彼は理論立てて話を進めるのが好きだった。将来のことを考えるには現在を見る。現在を考えるには過去を見る。いわゆる時系列で物事を考えるタイプだったのだ。
それは富松にもよく分かる。それだけに話が合った。学生時代のように漠然とした不安が渦巻く中、そんな話ができる友達を持ち合い気持ちは強かった。
――漠然とした不安――
責任もなく、少々のことは何をしても許される大学時代、人間形成の時代と位置づけていたが、
――もしその間に形成されなければどうなるのだろう?
これも漠然とした不安である。時間にも精神的にも余裕があるために、考えなくてもいいことをついつい考えてしまって、それが余計な気苦労になってしまう。そのうちに自分が何で悩んでいるか分からなくなり、それを欝状態として片付けてしまうこともあった。
実際に大学時代に何度袋小路に迷い込んでしまったことだろう。

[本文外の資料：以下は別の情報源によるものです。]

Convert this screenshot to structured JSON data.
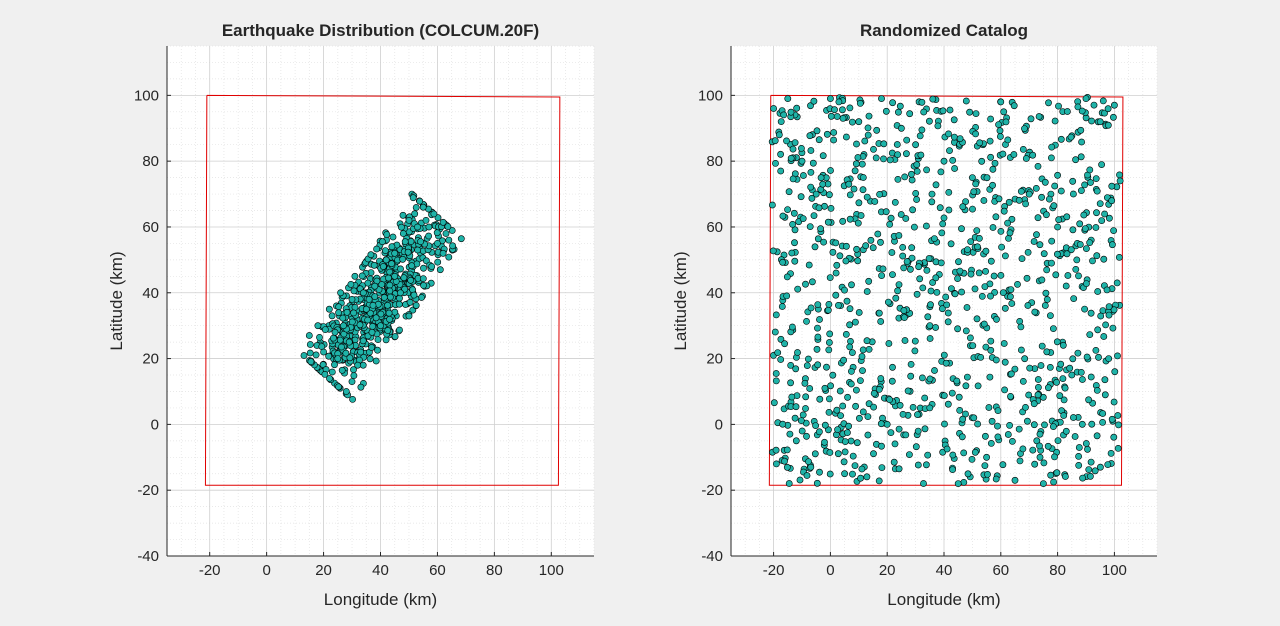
{
  "colors": {
    "background": "#f0f0f0",
    "axes_background": "#ffffff",
    "marker_fill": "#1fb3a8",
    "marker_edge": "#000000",
    "boundary": "#e00000",
    "grid_major": "#cfcfcf",
    "grid_minor": "#e2e2e2",
    "axis_line": "#262626",
    "text": "#262626"
  },
  "chart_data": [
    {
      "type": "scatter",
      "title": "Earthquake Distribution (COLCUM.20F)",
      "xlabel": "Longitude (km)",
      "ylabel": "Latitude (km)",
      "xlim": [
        -35,
        115
      ],
      "ylim": [
        -40,
        115
      ],
      "xticks": [
        -20,
        0,
        20,
        40,
        60,
        80,
        100
      ],
      "yticks": [
        -40,
        -20,
        0,
        20,
        40,
        60,
        80,
        100
      ],
      "grid": "on",
      "minor_grid": "on",
      "boundary": {
        "x": [
          -21,
          103,
          102.5,
          -21.5,
          -21
        ],
        "y": [
          100,
          99.5,
          -18.5,
          -18.5,
          100
        ]
      },
      "distribution": {
        "kind": "elongated-cluster",
        "count": 650,
        "center": [
          40,
          38
        ],
        "long_axis_spread": 17,
        "short_axis_spread": 5.5,
        "orientation_deg": 52
      },
      "x": [
        15,
        20,
        18,
        25,
        30,
        28,
        32,
        35,
        38,
        42,
        45,
        48,
        50,
        55,
        52,
        57,
        60,
        63,
        64,
        58,
        62,
        30,
        29,
        31,
        26,
        23,
        45,
        47,
        40,
        37,
        33,
        36,
        41,
        53,
        56,
        22,
        24,
        27,
        34,
        44
      ],
      "y": [
        27,
        22,
        30,
        20,
        13,
        10,
        18,
        35,
        42,
        50,
        52,
        58,
        62,
        66,
        64,
        60,
        55,
        58,
        56,
        48,
        52,
        38,
        25,
        45,
        40,
        33,
        45,
        40,
        30,
        28,
        22,
        38,
        48,
        60,
        62,
        35,
        28,
        30,
        40,
        54
      ]
    },
    {
      "type": "scatter",
      "title": "Randomized Catalog",
      "xlabel": "Longitude (km)",
      "ylabel": "Latitude (km)",
      "xlim": [
        -35,
        115
      ],
      "ylim": [
        -40,
        115
      ],
      "xticks": [
        -20,
        0,
        20,
        40,
        60,
        80,
        100
      ],
      "yticks": [
        -40,
        -20,
        0,
        20,
        40,
        60,
        80,
        100
      ],
      "grid": "on",
      "minor_grid": "on",
      "boundary": {
        "x": [
          -21,
          103,
          102.5,
          -21.5,
          -21
        ],
        "y": [
          100,
          99.5,
          -18.5,
          -18.5,
          100
        ]
      },
      "distribution": {
        "kind": "uniform",
        "count": 1050,
        "xrange": [
          -20.5,
          102
        ],
        "yrange": [
          -18,
          99.5
        ]
      },
      "x": [
        -20,
        -18,
        -15,
        -10,
        -5,
        0,
        3,
        10,
        18,
        25,
        30,
        40,
        50,
        60,
        70,
        80,
        90,
        95,
        100,
        102,
        101,
        98,
        85,
        75,
        65,
        55,
        45,
        35,
        20,
        5,
        -12,
        -19
      ],
      "y": [
        96,
        88,
        99,
        80,
        70,
        99,
        98,
        92,
        99,
        90,
        85,
        80,
        75,
        98,
        70,
        60,
        99,
        92,
        97,
        74,
        43,
        20,
        15,
        -18,
        -17,
        -10,
        -18,
        5,
        0,
        -15,
        -5,
        -12
      ]
    }
  ]
}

いわゆる欝状態に似ているのだが、出口が見えてこないのだ。結局自分自身に妥協することで、その場を逃れている。それが許されるのも大学時代、そのまま解決させることができずに、忘却の彼方へと追いやっていたように思えた。
だがそれは間違いだった。忘れてしまったのではなく、何かの拍子に鍵が開いて出てきてしまう封印だったのだ。普段は封印の存在すら意識していないので、何の問題もないのだが、いざ何かあると思い出してしまう自分が最初は信じられなかった。
――二つの世界――
弱者と強者だという人もいる。勝ち組と負け組、同じようなことだが、少しニュアンスが違っている。勝ち組は要領のいい人、負け組は悪い人。そういう意味では富松は負け組なのだろう。

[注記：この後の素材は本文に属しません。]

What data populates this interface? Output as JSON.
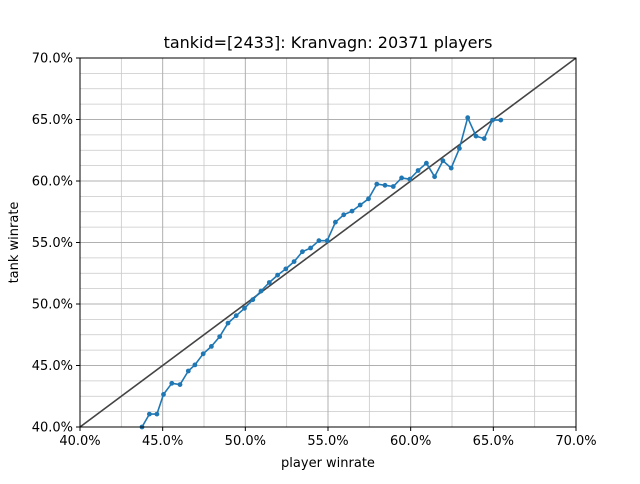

だが、だからといって悲観しているわけではない。負け組という言葉が嫌いではないし、勝ち組というのがピンと来ないところもあるからだ。勝ち組と言われる人たちを見ていると、皆脳天気でいい加減に見えてくる。自分が偏見の目で見ていることが分かっているからか、実際とはかなり開きがあるのかも知れない。
――口八丁手八丁――
そんな言葉がよく似合う。男女ともにそれほど隔たりのある喋り方をしないのも彼らの特徴だ。常に軽く、話題に奥深さを感じない。それだけに自分たちの出鼻をくじかれているようで、あまり気持ちのいいものではない。